Terra, Água, Fogo, Ar e Éter

Para Maria Helena, a pintura é uma meditação, um momento de total desligamento com o mundo, onde predomina a tranqüilidade e a paz interior. A tela branca é um ponto de encontro de informações e técnica com o ‘desconhecido’ que vai aparecendo livremente, como uma viagem que chega a um destino sempre surpreendente.

 Somente depois de muito tempo de trajetória, Maria Helena tomou consciência de que ela seguiu na sua arte o itinerário dos cinco elementos da matéria: Terra, Água, Fogo, Ar e Éter. No começo, na fase da Terra, pintava figuras e cenas que via com formas bem definidas, sempre retratando a realidade do campo.

A partir da década de 60, período em que lecionou e foi diretora da Escola Guignard, seu trabalho passa para a fase da Água e toma uma forma completamente abstrata. Influenciada pelo nascimento de Brasília, a artista pintou a tela “Movimento de cores” que lembra ao mesmo tempo edifícios em construção e notas musicais, simbolizadas por pontos coloridos espalhados pela tela. “Meu filho Arthur Andrés (do Grupo Uakti) quando viu este quadro tocou flauta como se ele fosse uma partitura”, conta.

A fase do fogo veio logo depois.

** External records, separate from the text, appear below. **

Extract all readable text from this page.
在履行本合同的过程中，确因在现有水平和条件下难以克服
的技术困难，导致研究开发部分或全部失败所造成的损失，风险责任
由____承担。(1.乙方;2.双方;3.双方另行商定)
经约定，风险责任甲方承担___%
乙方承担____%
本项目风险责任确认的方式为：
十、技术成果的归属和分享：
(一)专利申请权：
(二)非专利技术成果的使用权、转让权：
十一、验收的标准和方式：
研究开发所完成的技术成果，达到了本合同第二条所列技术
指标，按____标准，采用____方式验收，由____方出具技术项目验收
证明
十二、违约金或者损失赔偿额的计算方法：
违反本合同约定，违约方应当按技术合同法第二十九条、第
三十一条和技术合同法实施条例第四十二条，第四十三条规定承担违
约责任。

Durante os quatro meses em que esteve nos Estados Unidos no período mais tenso da guerra fria ela viu de perto um treino de guerra. Os quadros pintados sob a ameaça de uma guerra atômica tinham traços fortes e agressivos causando impacto à primeira vista.

A fase dos vôos interplanetários, ou a do Ar, é inaugurada coincidentemente com a chegada do homem a lua. O quadro “Foguete Espacial” de 1968 veio como um prenúncio de uma das maiores conquistas da humanidade. As composições, apesar de abstratas, passam claramente a leveza e a integração do homem com o espaço sideral.

A última fase é a do inconsciente, dos sonhos, do inatingível, do virtual. Chamada de Éter por Maria Helena Andrés, esta é a fase de integração de todas as outras, mas que não encerra sua vida artística e continua no caminho que, segundo ela, nunca termina.


Instituto Maria Helena Andrés

Ao longo de todos estes anos, Maria Helena Andrés, além de pintar, desenhar e esculpir, publicou três livros: “Vivência e Arte” de 1966, “Os Caminhos da Arte”, 1977, “Oriente-Ocidente-Integração de Culturas”, 1984, “Encontro com Mestres no Oriente”, 1993 e ilustrou vários outros.

Como se já não bastasse tanta produção artística, esta incansável mineira agora está colocando em prática a idéia de seu neto Roberto Andrés: o projeto do Instituto Maria Helena Andrés. O Instituto visa a construção de um espaço cultural na cidade de Entre Rios de Minas, a 110 quilômetros de Belo Horizonte, com o objetivo de promover a integração e o desenvolvimento de todas as formas de arte na comunidade local. “É necessário conversar com a comunidade, explicar nosso projeto e, aos poucos, despertar a arte nas pessoas. Nós não podemos simplesmente chegar em uma cidade e impor uma situação”, explica.

E qual seria o segredo de manter tanta vivacidade e criatividade até os dias de hoje? “O segredo é procurar fazer sempre aquilo que me dá alegria. Não vou prosseguir em alguma coisa que me traz sofrimento. O importante é navegar sempre por este mar desconhecido e se deixar levar”, diz.